SOROOR AHMED discusses why Indian media, both print and electronic, gave so wide and live coverage of the oath-taking ceremony of new US Presidnet, Barack Hussein Obama even at the cost of some important developments inside India.
It is understandable that the Americans celebrated the oath-taking ceremony of their new President, Barack Hussein Obama. The turn-out was unprecedented and the zeal shown by the crowd had no match in their own history. The Blacks, not allowed to vote till 1965, had reasons to feel elated, while the Whites went overboard in extolling the first non-White head of the state because they, as a guilty conscious race, had to erase the horrendous crime committed against the Negroes during the past four centuries. They see in Obama the last hope to revive the sinking economy.
But the big question is why we in India were made to watch on almost all our television channels for over three hours the live telecast of the President of a country situated thousands of kilometres from our coast. The front-page of almost all the English and even many vernacular dailies were completely devoted to this ceremony and no other news. The news related to him remained the lead item for several days on our TV, radio as well as in newspapers.
The Indian media behaved as if our country were the 51st state of the distant United States of America. In the process the important news related to the Kalyan Singh-Mulayam Singh tie-up in UP got pushed into the inside pages of many newspapers.
In Bihar almost all the dailies of Patna, not to speak of Delhi, completely blacked out the news of the brutal police lathicharge in the chief minister Nitish Kumar’s Janata Darbar in West Champaran the same day. The people were protesting the widespread corruption and loot in the government machinery. There were many other important developments related to our own country, which were consciously played down or given no space at all.
In India the trend of telecasting the swearing-in ceremony of the American Presidents live from Washington started in 2001 when George Bush-II took over for the first time. This was repeated in 2005 as well. Many newspapers gave first page treatment to this item. But as in the United States, this time we crossed all the limits not only in just highlighting the event but in eulogising Obama to the sky. Our channels went on to telecast every smaller detail related to Obama and the cultural and musical programmes, which followed his oath-taking.
We do not know the size of the shoes of our Prime Minister but we now know that Obama’s is 11. Before Dr. Manmohan Singh was elected Prime Minister, we never knew the name of his wife and daughters. About Obama’s we knew everything months before he finally took over.
This obsession for everything American seems rather intriguing as Bush, and not Obama, was till recently the most popular personality in India (save and except some concerned circles). When the rating of the outgoing President was lowest in his own country – and in many other countries of the world – we were showering praise on him and his Republican Party.
Many Indians or people of Indian origin living in the United States had been rooting for the Republicans as the Indo-US nuclear deal was signed when the Republican president was in power. We went crazy when Republican, Bobby Jindal, became the governor of Louisiana.

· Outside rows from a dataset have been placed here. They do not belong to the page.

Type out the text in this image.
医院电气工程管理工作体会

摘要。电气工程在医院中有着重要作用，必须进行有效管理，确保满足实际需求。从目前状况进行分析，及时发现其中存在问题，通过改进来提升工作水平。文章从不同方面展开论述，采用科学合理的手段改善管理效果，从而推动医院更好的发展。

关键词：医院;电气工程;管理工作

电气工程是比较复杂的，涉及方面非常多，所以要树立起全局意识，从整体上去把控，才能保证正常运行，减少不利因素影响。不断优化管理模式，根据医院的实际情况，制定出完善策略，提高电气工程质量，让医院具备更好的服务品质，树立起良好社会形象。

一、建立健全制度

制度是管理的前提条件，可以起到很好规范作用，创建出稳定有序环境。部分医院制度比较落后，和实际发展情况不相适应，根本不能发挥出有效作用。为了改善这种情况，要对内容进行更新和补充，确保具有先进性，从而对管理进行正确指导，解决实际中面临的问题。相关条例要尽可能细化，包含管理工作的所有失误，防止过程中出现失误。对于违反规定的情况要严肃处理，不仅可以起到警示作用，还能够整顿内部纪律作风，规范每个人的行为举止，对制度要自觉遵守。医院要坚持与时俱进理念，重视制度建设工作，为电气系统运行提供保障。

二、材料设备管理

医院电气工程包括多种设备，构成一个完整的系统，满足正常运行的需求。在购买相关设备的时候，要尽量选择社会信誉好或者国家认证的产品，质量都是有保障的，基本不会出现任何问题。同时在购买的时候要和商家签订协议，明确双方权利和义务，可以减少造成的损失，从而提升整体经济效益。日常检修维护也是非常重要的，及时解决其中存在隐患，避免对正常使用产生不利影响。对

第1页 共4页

Many of them even went to see him as the future President of the United States of America.
Even in the Democratic Party many in India were strongly behind Hillary Clinton, obviously because she is the wife of the former President, Bill Clinton, who visited India. Hillary herself has good contacts in India. When primaries were going on some months back Digvijay Singh, the minister of state for external affairs in the Atal Behari Vajpayee cabinet, announced that he was eager to go to the United States to campaign for Hillary’s candidature among the Biharis there. Digvijay is from Bihar and he said this for the local consumption. But perhaps he was not aware that, not to speak of Biharis, even the Indians as such do not matter much, in the election for primaries.
However, by all accounts Barack Hussein Obama was the last choice of Indians who matter yet after his victory our public opinion-makers switched the side. They started seeing all the virtues in him and soon we started dubbing him as a great friend of India. No doubt the relationship between the two countries was never so good as it is today. We have common business and political interests. But we have common interests with many other countries as well. We still have a very cordial relationship with Russia and thousands of Indians go to that country to study medical and engineering. It was a former super power and still has the potential to bounce back to become a big power. We have strategic interest too with Russia as it is geographically much closer to us.
Yet the election held in Russia, not to speak of other countries, hardly got any coverage in the Indian media. The development in this country was also unique. President Vladmir Putin, after serving as the President for two consecutive terms, has now taken over as the Prime Minister of that country. But our media hardly discussed any issue related to this development for reason best known to them. The truth is our media barons have their own business interest in highlighting whatever big or small, good or bad is happening in the United States. They have absolutely nothing to do with Obama, a non-White becoming the President of that country.